Copilot
by
, 04-18-2014 at 02:11 PM (770 Views)
Color legend: Non-dream Dream Lucid
Lucid #201: Copilot
I’m standing in a brightly lit cafe near the serving counter. There’s a row of three toilets placed directly next to a huge window that looks out onto a shopping mall. In spite of the people passing by just a couple feet away from the window, I decide that I need to sit down on one of these toilets.
As I’m sitting there I realize that I don’t really need to go after all. I wonder why I am even sitting on this toilet publicly embarrassing myself. Some kid, a boy of about 9 or 10, sits on the toilet next to me and starts talking to me about something. I don’t relish the idea of having a conversation while seated this way so I get up to leave (not having “accomplished” anything.) The kid gets up as well and I see that he’s left a horrible, putrid mess in his toilet.
He points to the awfulness he left in the toilet and tells me, “Eww, you did that!” I sputter with indignation and outrage until it occurs to me that this has to be a dream.

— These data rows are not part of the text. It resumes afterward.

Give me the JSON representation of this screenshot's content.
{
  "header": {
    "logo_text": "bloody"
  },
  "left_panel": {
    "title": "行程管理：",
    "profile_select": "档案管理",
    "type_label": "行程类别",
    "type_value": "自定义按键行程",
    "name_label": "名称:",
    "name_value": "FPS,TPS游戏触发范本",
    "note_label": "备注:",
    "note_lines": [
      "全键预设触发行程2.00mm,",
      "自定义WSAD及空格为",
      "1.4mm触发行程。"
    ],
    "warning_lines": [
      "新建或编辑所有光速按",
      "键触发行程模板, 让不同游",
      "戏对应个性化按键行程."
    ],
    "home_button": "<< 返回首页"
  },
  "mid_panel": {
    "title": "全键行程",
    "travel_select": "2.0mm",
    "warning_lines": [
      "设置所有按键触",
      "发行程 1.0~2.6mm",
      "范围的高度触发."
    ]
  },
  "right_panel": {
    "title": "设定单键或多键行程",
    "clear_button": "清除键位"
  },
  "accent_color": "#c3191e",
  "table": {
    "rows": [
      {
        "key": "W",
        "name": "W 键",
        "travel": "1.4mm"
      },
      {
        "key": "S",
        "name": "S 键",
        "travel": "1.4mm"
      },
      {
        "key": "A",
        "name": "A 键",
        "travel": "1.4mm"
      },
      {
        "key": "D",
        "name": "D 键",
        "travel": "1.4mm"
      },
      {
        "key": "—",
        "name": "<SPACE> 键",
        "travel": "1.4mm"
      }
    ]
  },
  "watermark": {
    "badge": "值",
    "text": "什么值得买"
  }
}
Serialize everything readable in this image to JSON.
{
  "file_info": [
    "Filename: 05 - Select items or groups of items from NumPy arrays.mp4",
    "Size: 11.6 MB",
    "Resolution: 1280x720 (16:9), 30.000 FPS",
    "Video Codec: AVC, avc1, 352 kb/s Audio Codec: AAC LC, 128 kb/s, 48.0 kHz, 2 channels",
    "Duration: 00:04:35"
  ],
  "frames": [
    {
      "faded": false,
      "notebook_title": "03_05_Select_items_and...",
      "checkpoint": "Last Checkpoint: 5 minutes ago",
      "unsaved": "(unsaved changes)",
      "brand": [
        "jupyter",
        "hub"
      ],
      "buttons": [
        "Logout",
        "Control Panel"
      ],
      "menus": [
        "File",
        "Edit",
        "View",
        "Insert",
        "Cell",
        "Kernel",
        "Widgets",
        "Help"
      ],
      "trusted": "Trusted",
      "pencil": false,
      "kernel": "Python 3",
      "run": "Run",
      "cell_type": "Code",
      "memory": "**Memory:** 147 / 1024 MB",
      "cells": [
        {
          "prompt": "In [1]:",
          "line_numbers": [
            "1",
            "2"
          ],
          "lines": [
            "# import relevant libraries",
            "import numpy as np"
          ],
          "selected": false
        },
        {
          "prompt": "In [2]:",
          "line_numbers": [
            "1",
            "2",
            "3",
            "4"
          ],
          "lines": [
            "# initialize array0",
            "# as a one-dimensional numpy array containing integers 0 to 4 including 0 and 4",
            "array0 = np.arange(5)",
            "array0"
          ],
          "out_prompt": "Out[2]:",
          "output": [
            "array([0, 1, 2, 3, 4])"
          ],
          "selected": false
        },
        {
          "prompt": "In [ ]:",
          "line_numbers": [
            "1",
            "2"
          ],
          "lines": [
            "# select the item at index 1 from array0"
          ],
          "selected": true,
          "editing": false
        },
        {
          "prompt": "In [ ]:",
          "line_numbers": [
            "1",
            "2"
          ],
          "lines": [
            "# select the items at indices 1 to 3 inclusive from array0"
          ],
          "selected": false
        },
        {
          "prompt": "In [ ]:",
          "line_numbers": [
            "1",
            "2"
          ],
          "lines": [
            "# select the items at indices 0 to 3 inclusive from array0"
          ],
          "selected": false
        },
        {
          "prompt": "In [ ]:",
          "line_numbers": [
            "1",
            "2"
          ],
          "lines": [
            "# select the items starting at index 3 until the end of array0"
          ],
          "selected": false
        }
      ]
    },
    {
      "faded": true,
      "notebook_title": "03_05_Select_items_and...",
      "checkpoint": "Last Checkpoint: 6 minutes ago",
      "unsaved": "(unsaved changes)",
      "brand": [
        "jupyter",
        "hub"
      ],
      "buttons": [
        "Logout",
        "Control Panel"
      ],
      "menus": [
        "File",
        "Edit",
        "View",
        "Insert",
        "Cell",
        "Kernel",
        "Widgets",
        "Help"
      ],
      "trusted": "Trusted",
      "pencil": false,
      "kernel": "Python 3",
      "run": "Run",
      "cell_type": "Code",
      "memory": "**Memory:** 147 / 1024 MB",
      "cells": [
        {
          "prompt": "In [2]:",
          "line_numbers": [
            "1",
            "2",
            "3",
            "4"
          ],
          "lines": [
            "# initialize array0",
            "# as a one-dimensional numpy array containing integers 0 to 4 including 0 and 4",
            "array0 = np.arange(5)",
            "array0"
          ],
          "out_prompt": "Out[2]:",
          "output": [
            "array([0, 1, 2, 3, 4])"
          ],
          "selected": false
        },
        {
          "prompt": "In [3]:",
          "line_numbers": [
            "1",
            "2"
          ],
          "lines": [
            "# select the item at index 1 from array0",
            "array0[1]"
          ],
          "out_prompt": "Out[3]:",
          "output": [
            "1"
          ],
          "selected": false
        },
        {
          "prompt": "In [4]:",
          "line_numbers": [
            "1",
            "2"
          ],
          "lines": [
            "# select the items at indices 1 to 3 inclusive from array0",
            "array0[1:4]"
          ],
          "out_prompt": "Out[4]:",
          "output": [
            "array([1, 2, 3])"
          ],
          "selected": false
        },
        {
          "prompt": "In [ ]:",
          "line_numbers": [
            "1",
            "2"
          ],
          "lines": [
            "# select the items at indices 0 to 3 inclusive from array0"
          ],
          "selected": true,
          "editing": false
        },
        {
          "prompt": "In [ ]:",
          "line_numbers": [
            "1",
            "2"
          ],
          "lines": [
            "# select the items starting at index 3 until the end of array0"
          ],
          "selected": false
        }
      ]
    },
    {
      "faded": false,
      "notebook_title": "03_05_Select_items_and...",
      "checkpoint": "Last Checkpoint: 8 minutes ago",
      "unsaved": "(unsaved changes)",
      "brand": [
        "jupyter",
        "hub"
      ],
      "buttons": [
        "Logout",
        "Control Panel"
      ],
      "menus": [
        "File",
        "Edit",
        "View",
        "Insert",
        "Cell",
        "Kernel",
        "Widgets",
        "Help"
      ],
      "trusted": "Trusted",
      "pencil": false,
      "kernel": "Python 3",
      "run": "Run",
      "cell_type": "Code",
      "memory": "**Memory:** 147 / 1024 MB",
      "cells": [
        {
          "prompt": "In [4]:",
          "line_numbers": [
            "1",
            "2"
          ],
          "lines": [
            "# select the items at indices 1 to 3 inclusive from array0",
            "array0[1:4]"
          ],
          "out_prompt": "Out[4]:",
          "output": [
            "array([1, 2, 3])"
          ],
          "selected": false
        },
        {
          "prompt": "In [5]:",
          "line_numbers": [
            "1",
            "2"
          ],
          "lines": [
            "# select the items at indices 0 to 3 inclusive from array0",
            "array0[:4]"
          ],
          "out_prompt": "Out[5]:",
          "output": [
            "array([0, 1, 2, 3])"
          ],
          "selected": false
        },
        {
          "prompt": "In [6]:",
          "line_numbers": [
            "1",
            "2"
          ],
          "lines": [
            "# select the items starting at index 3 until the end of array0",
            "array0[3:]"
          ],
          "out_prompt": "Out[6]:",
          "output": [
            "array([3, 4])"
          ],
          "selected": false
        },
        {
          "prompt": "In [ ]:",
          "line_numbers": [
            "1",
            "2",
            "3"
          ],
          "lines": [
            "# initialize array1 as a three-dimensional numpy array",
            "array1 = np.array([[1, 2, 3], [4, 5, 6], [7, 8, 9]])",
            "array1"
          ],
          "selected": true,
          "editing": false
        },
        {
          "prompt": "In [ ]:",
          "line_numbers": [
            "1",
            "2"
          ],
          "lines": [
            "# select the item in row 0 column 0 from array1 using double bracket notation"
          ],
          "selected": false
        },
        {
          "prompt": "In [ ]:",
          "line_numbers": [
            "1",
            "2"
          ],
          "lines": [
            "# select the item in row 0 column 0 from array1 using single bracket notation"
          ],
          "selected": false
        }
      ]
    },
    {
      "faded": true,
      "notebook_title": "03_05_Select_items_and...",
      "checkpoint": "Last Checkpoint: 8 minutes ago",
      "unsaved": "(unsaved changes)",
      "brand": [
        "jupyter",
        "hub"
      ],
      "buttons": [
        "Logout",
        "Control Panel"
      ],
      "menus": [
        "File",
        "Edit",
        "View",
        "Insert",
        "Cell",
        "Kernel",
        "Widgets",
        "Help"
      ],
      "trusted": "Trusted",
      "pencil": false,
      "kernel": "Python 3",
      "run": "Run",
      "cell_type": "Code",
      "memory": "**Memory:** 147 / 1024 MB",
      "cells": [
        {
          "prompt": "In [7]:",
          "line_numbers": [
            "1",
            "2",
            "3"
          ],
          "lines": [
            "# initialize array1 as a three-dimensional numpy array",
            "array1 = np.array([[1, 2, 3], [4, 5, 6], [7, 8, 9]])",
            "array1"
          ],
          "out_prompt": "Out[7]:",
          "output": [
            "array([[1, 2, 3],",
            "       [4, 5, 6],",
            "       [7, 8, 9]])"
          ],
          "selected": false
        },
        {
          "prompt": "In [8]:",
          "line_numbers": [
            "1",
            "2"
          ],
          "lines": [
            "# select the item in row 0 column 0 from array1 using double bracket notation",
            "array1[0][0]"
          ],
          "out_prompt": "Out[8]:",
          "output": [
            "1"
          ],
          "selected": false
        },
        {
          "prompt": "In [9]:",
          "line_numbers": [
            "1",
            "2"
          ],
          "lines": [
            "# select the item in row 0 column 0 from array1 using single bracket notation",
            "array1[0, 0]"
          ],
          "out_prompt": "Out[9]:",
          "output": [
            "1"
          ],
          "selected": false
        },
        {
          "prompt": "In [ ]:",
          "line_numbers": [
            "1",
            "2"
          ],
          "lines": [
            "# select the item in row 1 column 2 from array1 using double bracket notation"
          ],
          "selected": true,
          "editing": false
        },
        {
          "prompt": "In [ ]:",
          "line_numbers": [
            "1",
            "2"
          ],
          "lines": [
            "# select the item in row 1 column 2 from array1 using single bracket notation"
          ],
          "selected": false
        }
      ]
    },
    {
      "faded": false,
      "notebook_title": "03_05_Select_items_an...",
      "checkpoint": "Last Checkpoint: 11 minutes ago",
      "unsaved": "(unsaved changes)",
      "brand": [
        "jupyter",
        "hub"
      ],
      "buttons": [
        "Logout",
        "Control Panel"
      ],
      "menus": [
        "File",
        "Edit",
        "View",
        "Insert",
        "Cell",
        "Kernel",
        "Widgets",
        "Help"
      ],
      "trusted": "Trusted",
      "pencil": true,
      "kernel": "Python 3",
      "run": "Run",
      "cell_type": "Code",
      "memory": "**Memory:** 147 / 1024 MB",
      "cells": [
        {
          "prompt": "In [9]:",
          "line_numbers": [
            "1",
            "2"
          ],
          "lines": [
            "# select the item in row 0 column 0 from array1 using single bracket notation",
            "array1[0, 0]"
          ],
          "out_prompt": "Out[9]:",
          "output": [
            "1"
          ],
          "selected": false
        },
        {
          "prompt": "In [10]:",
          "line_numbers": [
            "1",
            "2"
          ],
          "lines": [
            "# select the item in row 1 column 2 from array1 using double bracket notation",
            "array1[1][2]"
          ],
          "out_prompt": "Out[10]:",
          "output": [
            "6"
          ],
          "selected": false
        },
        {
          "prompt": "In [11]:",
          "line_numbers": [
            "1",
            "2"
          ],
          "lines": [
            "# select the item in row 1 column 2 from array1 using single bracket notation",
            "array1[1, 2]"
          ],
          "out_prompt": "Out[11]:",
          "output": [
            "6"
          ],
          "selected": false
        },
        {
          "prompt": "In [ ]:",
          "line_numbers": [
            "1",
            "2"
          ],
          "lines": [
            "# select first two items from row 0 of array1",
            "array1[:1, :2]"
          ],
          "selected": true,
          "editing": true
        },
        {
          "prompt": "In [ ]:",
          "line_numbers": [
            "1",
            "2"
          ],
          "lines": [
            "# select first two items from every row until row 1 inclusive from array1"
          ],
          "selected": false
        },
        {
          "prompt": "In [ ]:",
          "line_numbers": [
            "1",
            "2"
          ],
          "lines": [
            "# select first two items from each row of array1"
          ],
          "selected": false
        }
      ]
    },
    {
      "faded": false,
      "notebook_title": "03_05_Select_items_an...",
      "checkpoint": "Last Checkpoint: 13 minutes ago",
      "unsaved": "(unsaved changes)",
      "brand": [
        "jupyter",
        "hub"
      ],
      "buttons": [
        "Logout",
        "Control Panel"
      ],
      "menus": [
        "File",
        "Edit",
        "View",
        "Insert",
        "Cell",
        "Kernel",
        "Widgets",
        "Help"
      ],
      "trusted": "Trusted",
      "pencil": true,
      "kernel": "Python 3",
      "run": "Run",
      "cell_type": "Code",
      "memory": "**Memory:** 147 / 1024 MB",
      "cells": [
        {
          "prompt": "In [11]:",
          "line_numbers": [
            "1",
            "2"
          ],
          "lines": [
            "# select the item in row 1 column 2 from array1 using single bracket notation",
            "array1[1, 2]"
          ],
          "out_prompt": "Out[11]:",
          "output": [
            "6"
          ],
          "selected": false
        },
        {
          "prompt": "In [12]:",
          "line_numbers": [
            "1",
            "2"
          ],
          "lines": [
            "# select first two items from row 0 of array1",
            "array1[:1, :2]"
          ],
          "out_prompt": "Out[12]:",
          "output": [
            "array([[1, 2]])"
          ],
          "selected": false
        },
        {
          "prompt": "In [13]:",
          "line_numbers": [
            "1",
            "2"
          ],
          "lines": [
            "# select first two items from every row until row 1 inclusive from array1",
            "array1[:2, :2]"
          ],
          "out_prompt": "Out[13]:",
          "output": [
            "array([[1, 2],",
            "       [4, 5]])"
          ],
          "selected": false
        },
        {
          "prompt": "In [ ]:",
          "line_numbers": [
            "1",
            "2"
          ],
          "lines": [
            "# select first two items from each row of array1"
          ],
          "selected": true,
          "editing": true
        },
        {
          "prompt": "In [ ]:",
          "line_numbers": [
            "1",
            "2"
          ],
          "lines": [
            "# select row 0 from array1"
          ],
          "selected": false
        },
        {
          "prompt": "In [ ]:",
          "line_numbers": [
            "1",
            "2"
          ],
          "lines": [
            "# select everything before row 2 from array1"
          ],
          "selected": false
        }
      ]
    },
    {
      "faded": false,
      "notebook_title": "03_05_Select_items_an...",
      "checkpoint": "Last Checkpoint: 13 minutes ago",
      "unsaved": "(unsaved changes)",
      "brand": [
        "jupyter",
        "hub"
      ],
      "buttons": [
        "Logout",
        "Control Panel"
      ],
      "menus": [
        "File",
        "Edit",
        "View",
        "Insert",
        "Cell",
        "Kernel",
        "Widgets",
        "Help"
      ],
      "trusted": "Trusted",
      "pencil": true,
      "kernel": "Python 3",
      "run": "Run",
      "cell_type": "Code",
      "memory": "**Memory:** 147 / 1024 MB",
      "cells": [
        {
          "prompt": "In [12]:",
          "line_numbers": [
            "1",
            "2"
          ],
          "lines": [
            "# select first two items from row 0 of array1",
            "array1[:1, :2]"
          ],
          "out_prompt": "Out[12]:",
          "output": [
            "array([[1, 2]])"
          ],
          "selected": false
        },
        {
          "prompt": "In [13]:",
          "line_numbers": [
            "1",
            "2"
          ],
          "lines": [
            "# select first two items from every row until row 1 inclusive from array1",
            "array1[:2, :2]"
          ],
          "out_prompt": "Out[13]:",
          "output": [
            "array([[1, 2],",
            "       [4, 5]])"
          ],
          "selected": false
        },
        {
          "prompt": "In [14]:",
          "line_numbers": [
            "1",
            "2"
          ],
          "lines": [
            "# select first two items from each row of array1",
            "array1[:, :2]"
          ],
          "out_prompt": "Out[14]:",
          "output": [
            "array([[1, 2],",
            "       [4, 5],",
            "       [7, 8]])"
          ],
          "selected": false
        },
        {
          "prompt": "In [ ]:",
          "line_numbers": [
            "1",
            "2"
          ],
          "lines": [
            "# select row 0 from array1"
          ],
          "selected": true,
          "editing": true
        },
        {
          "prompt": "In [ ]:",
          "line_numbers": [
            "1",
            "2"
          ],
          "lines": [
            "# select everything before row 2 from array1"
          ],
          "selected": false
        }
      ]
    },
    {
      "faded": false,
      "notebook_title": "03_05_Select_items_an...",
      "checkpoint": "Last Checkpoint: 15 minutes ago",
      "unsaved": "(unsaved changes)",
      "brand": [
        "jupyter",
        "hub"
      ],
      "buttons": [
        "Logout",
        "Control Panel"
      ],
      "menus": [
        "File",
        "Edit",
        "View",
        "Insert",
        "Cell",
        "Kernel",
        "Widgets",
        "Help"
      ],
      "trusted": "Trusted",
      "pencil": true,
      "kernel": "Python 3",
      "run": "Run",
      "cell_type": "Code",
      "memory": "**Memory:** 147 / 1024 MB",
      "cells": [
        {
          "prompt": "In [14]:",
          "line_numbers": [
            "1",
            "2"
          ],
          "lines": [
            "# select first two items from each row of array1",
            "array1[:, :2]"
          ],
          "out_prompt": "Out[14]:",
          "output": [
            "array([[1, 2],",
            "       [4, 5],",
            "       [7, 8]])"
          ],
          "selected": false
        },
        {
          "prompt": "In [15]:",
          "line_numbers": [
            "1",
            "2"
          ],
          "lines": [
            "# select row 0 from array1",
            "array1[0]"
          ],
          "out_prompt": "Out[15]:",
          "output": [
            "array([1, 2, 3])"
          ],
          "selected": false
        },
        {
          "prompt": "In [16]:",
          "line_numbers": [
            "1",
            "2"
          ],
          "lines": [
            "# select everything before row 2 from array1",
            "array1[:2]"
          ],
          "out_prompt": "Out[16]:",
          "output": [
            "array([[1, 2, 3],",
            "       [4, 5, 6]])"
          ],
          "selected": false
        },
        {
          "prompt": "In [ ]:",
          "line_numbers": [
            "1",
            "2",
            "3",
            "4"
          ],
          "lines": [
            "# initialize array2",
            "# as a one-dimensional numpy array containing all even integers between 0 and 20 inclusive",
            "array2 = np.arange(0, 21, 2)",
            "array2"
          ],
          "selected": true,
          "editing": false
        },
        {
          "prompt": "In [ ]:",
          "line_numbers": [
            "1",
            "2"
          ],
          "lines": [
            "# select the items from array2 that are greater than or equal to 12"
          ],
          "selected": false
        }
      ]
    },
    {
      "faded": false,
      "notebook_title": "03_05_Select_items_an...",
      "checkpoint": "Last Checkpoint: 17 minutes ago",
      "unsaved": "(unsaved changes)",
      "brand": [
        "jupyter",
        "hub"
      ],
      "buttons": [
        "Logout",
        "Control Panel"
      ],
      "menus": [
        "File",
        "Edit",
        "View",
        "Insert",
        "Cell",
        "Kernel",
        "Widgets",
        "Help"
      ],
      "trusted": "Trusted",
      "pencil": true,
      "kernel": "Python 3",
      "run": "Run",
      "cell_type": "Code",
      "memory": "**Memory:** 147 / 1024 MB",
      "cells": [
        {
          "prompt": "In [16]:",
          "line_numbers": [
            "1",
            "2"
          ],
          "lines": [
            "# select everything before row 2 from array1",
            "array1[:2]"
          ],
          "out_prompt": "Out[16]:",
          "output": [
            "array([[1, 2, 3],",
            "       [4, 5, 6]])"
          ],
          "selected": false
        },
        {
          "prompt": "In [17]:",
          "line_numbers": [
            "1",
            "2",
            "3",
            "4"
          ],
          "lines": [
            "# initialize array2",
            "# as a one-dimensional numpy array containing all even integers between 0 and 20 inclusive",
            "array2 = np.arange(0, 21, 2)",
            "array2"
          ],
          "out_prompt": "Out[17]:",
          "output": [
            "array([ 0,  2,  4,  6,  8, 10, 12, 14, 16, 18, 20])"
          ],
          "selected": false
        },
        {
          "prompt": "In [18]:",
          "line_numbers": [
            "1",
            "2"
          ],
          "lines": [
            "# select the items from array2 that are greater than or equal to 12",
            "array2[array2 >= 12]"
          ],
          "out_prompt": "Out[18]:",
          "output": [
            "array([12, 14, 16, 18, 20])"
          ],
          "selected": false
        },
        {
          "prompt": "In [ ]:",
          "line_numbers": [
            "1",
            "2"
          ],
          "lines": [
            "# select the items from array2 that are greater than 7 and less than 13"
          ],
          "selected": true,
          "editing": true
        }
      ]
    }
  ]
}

The kid disappears and I spend a moment taking in the scene. From behind the cafe’s counter, a guy in a paper chef hat stares back at me. I look to the left and see a staircase leading down, with a man in his early 40s standing at the bottom.
I decide to try teleporting by taking over the man’s perspective and it works almost instantly! Now I’m viewing the same scene from the bottom of the stairs. I run up, wondering if I’ll see another version of myself or the man I switched with, but there’s nobody there now.
I see my 4-year-old son E standing nearby at a table and walk up to him. “Hey, buddy!” I say, and walk with him out into the mall. We’re on the second floor walkway and across a sort of interior courtyard I see an atrium with a beautiful skylight. Daylight pours in through the glass and I think it looks like a great flying spot.
I scoop E up in my arms and he feels realistically heavy. He drapes his hands around my neck more lightly than he would in waking life but the grip seems firm enough to get started. I take to the air, flying with him over the balcony railing. The flight feels very floaty, like something that’d happen in zero gravity. E’s legs float out to the side and I realize that I’ve lost the feeling of his weight.
For some reason we’re drifting away from the skylight toward another section of the mall. I make a hard right turn, dragging E behind me, and we begin to travel down a darker, previously unseen corridor. Before we make it very far this way, the dream ends.